The Education of John Adams
Title | The Education of John Adams PDF eBook |
Author | Richard B. Bernstein |
Publisher | Oxford University Press, USA |
Pages | 369 |
Release | 2020 |
Genre | Biography & Autobiography |
ISBN | 0199740232 |
This book, a free-standing companion to Bernstein's 2003 biography Thomas Jefferson, responds to the public curiosity about Adams, his life, and his work for those intrigued by popular-culture portrayals of Adams in the Broadway musical 1776 and the HBO television miniseries John Adams. As with Bernstein's other work (e.g., The Founding Fathers: A Very Short Introduction), it is a clear, scholarly, concise, well-written, and well-researched account of Adams's life, career, and thought addressing anyone seeking to learn more about him.

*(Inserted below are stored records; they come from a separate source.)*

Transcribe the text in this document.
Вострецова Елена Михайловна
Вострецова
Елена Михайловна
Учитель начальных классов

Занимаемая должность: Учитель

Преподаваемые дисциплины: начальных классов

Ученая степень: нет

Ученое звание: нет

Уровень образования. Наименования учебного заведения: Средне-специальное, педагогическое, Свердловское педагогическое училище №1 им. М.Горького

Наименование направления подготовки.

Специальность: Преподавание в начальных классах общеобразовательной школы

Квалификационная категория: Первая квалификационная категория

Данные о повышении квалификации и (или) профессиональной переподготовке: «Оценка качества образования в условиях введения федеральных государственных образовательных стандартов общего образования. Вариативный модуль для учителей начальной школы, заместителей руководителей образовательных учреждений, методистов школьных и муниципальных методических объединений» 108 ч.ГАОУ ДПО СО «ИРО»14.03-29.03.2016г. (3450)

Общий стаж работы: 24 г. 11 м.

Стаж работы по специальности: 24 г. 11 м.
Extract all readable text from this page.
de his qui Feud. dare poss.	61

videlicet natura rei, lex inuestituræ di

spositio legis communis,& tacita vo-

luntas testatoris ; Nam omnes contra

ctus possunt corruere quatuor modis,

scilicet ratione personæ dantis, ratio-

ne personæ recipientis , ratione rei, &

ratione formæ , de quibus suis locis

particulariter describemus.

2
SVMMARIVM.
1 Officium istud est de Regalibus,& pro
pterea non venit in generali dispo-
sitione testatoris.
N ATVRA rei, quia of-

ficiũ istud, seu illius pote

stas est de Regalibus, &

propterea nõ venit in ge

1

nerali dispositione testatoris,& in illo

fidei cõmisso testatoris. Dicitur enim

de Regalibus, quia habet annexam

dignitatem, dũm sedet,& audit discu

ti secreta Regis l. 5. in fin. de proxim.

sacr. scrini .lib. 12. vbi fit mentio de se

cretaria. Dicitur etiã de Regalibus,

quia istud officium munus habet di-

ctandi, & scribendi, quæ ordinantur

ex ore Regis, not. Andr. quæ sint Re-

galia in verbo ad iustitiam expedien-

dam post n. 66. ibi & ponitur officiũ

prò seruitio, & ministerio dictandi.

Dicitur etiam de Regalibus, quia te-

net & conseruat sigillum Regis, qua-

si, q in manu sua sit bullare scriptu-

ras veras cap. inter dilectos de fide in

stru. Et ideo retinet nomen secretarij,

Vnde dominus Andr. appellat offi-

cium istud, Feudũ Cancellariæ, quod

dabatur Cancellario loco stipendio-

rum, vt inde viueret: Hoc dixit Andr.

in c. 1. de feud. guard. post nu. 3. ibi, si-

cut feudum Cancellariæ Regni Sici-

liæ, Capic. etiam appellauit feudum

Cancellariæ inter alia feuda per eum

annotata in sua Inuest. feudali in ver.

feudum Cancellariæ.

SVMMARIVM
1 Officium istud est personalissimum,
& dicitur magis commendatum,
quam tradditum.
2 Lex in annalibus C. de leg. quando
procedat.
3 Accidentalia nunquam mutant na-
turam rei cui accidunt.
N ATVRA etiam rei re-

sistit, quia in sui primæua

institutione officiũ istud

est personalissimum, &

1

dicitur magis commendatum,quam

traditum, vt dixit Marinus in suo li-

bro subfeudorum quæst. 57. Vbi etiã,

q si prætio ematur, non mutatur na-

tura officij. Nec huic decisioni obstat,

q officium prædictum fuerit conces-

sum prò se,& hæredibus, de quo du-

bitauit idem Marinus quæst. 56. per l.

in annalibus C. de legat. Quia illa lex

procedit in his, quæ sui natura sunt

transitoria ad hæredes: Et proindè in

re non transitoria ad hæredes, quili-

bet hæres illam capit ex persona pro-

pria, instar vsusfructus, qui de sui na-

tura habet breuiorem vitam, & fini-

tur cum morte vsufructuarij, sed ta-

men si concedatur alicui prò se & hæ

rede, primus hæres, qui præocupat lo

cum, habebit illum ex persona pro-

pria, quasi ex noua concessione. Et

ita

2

The Transatlantic Constitution
Title | The Transatlantic Constitution PDF eBook |
Author | Mary Sarah Bilder |
Publisher | Harvard University Press |
Pages | 320 |
Release | 2008-03-31 |
Genre | History |
ISBN | 9780674020948 |
Departing from traditional approaches to colonial legal history, Mary Sarah Bilder argues that American law and legal culture developed within the framework of an evolving, unwritten transatlantic constitution that lawyers, legislators, and litigants on both sides of the Atlantic understood. The central tenet of this constitution—that colonial laws and customs could not be repugnant to the laws of England but could diverge for local circumstances—shaped the legal development of the colonial world. Focusing on practices rather than doctrines, Bilder describes how the pragmatic and flexible conversation about this constitution shaped colonial law: the development of the legal profession; the place of English law in the colonies; the existence of equity courts and legislative equitable relief; property rights for women and inheritance laws; commercial law and currency reform; and laws governing religious establishment. Using as a case study the corporate colony of Rhode Island, which had the largest number of appeals of any mainland colony to the English Privy Council, she reconstructs a largely unknown world of pre-Constitutional legal culture.